A 68-year-old man presented with a chief complaint being a cough. Based on a bronchoscopic biopsy, it was diagnosed at a nearby clinic as an advanced left lung cancer, and he was referred to our hospital. Chest computed tomography (CT) scans demonstrated a giant mass of the left lower lobe, 14 × 12 cm in size, which appeared to have invaded the left atrium (LA). The operation was started with double vena cava cannulation via the right internal jugular vein and the right femoral vein as well as arterial cannulation via the right femoral artery. The patient underwent left pneumonectomy combined with LA resection using cardiopulmonary bypass (CPB), without aortic clamping, through left posterolateral thoracotomy under hypothermia (32 °C). The tumor-invaded LA was resected in a 3.5 × 3.0 cm area, with vascular clamping, and the stump was closed with 3-0 Prolene sutures. The surgical margin was free of tumor cells, and the duration of CPB was 28 minutes.
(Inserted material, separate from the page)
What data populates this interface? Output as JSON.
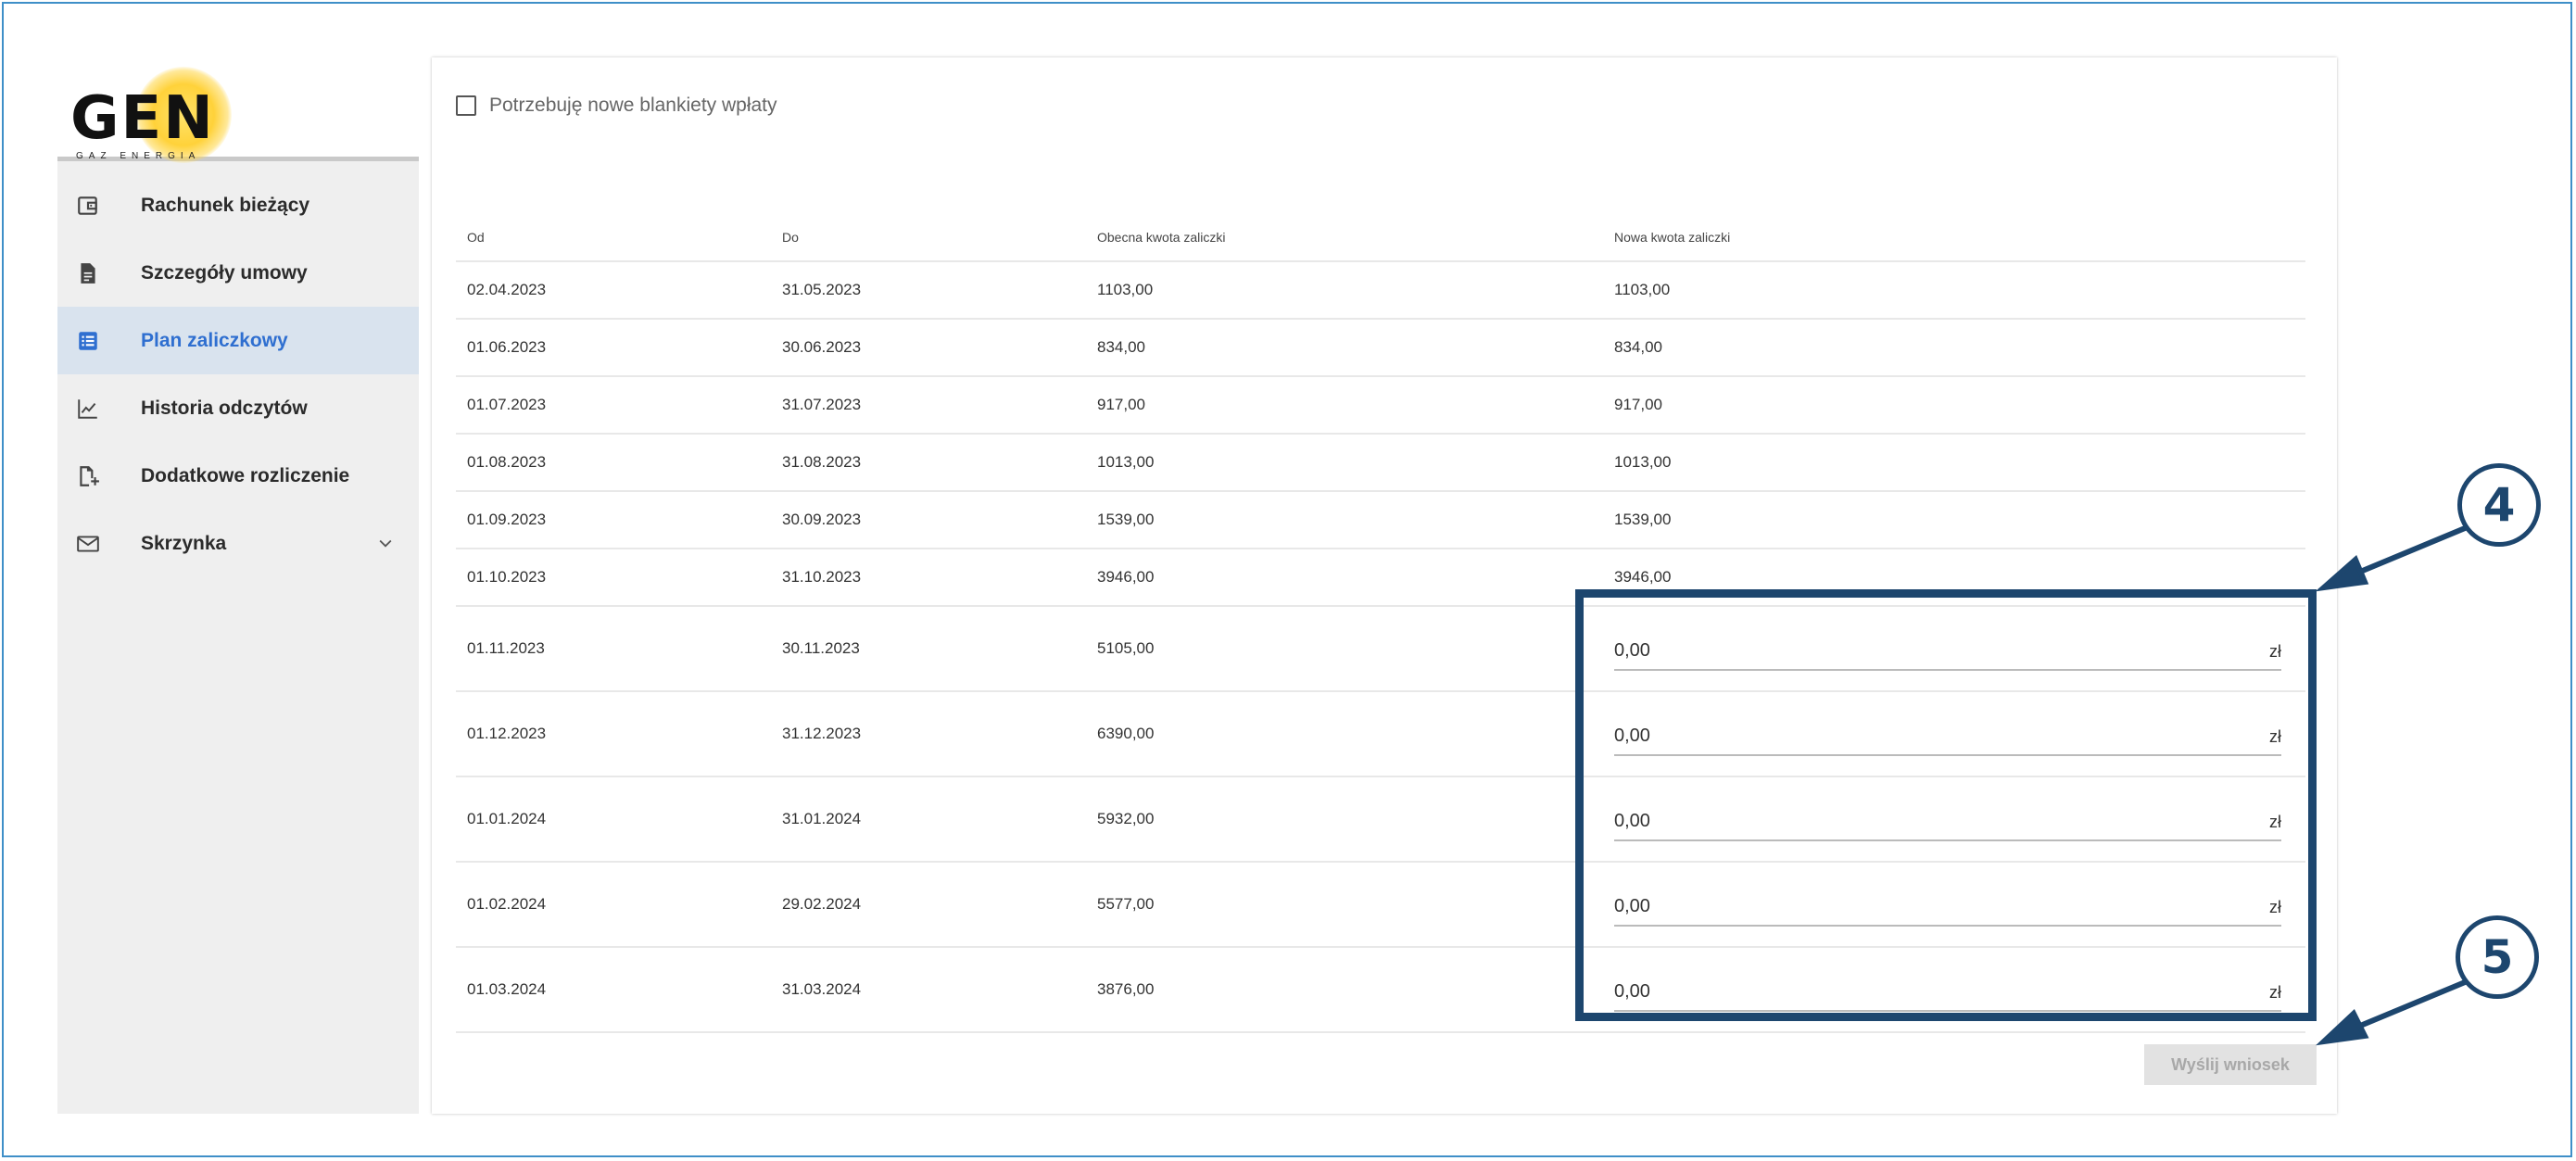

The patient was smoothly weaned from CPB. His postoperative course was uneventful, and he received 2 courses of adjuvant chemotherapy. For a combined resection of the LA, it is safer to use CPB than simple vascular clamping, since the latter involves the risk of dislocation. If CPB is used, the tension of the LA is removed by blood extraction into the bypass, and bradycardia is induced by a reduction of body temperature, probably reducing the risk of clamp dislocation. Even when clamp dislocation or bleeding resulting from injury of the LA wall unfortunately takes place during surgery, these events can be dealt with appropriately during the use of CPB.

摘要

一名68岁男性因咳嗽为主诉就诊。根据支气管镜活检结果,附近诊所诊断为晚期左肺癌,随后他被转诊至我院。胸部计算机断层扫描(CT)显示左肺下叶有一个巨大肿块,大小为14×12厘米,似乎已侵犯左心房(LA)。手术开始时,通过右颈内静脉和右股静脉进行双腔静脉插管,并通过右股动脉进行动脉插管。患者在低温(32°C)下经左后外侧开胸,在不夹闭主动脉的情况下,采用体外循环(CPB)进行左肺切除术联合LA切除术。在血管夹闭的情况下,切除3.5×3.0厘米范围内受肿瘤侵犯的LA,残端用3-0普理灵缝线缝合。手术切缘无肿瘤细胞,CPB持续时间为28分钟。患者顺利脱离CPB。术后恢复顺利,接受了2个疗程的辅助化疗。对于LA联合切除术,使用CPB比单纯血管夹闭更安全,因为后者存在脱位风险。如果使用CPB,通过将血液引流至体外循环可消除LA张力,并通过降低体温诱发心动过缓,这可能会降低夹闭脱位的风险。即使在手术过程中不幸发生LA壁损伤导致的夹闭脱位或出血,在使用CPB期间也可妥善处理这些情况。